Am about to switch Rocky from 4 meals to 3 a day - dh wants him to have his last meal with us about 6 pm to make sure he poos before bed (he hasn't been the last few days) but I think that's too early when he doesn't get breakfast til 7:30 (he has lunch at 12-12:30).

What time do you give puppies their last meal in the day?


----------



## Natik (Mar 9, 2008)

i usually give mine the last meal between 6-6.30pm


----------



## Sharr76 (Jul 28, 2008)

Molly has her breakfast at 6.30, lunch at 12 to 12.30 and tea at 6.00pm.


----------



## jackson (May 22, 2008)

My youngest pup is almost 8 months old now. 

I feed all of mine twice a day and their last meal is usually between 7-8pm. If they are fed too early, Indi gets sick in the night due to stomach acid.


----------



## Guest (Oct 7, 2008)

Lily @ 16 weeks has 3 meals a day - 7am, 1pm and 7pm. She goes to bed at 10pmish and has a couple of puppy bonios.


----------



## sullivan (Aug 29, 2008)

6pm for last meal. Its enough time for him to do his bizz before bed. Mind you he get breakfast at 5.20 as im up very early. Do 4 hours at work.


----------



## jeanie (Nov 11, 2007)

I feed mine about 8-00 last feed but then i dont go to bed till late.


----------



## chrismac (Aug 13, 2008)

Last meal at 8pm. I go to bed at 11pm.


----------



## Freyja (Jun 28, 2008)

Mine get fed at 5.30am as thats when I get up for work and then again at 7pm


----------



## finoni9 (Sep 5, 2008)

Thanks everyone for your replies - think I will stick to the 7 pm last meal as I think that early enough for him to have time to his business before going to bed (we go up at 9:30)!


----------



## Amberbuttner (Oct 7, 2008)

The latest time that I feed my puppy at night is 7. If i feed him any tiem after that i usually make him sleep in his cage just in case he has an accident.


----------



## Methical (Jul 11, 2008)

Last meal can be anywhere between 8-11pm. If its shocking weather outside then its simply a trip to the park and thus we are back early to give food and do a spot of training indoors. Good weather outside often means that a visit to the park is merely a warm up and its off to the forest after the tounge appears. 
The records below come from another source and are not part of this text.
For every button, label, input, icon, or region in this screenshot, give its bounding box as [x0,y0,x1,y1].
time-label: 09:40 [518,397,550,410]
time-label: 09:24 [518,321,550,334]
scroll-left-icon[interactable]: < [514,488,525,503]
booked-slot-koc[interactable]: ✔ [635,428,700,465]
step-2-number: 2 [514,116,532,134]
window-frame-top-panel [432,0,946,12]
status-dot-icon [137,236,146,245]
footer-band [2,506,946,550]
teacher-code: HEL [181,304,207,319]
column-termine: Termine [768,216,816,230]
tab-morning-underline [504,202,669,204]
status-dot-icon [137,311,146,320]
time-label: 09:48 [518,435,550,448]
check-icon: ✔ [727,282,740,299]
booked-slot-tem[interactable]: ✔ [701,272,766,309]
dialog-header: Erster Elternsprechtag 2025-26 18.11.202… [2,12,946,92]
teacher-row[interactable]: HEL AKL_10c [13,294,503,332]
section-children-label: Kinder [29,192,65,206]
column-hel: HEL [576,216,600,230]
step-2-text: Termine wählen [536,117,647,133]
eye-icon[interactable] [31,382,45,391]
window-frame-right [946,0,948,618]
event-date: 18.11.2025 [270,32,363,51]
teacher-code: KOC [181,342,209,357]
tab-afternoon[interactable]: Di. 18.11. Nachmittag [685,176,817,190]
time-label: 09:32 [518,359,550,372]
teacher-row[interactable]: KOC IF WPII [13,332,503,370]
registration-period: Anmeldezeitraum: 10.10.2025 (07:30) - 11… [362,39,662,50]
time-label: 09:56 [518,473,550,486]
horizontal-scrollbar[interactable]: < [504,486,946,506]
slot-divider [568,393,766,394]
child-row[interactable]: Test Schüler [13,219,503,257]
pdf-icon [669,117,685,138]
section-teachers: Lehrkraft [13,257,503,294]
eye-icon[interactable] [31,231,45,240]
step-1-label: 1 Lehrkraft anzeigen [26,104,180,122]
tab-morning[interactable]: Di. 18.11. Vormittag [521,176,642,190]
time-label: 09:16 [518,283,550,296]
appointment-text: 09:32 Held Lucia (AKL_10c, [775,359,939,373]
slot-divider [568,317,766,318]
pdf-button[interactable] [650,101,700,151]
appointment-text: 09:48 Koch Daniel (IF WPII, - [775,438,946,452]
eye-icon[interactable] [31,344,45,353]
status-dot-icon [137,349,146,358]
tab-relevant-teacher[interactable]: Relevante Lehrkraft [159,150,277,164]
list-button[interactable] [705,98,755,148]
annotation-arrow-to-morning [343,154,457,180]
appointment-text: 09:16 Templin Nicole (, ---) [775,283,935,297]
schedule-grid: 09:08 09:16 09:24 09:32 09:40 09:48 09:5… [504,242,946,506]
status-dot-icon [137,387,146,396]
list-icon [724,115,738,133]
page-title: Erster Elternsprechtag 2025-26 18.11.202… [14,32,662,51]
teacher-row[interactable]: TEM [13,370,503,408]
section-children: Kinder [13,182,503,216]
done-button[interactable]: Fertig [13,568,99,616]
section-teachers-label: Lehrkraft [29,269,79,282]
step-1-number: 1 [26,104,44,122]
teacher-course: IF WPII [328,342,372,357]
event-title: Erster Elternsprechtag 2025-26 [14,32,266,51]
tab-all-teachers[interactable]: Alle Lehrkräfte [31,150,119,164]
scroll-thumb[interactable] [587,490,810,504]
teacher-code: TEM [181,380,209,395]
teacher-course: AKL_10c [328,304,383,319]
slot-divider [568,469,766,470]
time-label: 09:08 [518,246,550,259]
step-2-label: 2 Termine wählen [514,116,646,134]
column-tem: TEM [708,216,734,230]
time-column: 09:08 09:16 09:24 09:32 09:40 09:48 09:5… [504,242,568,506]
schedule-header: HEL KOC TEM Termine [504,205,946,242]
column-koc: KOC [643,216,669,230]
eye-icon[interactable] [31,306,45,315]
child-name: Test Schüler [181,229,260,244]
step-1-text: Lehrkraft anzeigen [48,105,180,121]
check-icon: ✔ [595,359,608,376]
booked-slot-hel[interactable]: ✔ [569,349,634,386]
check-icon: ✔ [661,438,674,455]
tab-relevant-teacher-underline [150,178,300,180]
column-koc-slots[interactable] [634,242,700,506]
Daisy also gets distracted ALOT in the back garden, she's much more interested in chasing moths that play around the solor lights and eating grass and plants to bother about the toilet !!! So we just feed her late and let her go in the morning.

Secondly, what are you guys doing getting up at 5 something ? If thats not to personal to ask. There's me up at 7 thinking im being the early bird.


----------



## Sophiex (Jul 27, 2008)

I usually feed at 7.30 am, 1 pm and 6 pm. He's usually asleep by 8.30 pm but he doesn't go to bed till 10.


----------



## Bentley2008 (Oct 10, 2008)

Bentley gets fed twice aday, has been since 10 weeks when we got him from the breeders, he is 7 months now and has his breakfast at 8.30am and tea at 6.30pm, with a few treats in between


----------



## wiccan (May 1, 2008)

mine have b/fast @ half 7 and dinner @ half 6 no later than half 7 thou 2 yr old staffie and 7 yr old jac russel


----------



## RiskyPets (Oct 2, 2008)

Mine eat @ 7am and 6pm. I always take them out for a run around the yard before bed. Gives them a chance to potty before bed


----------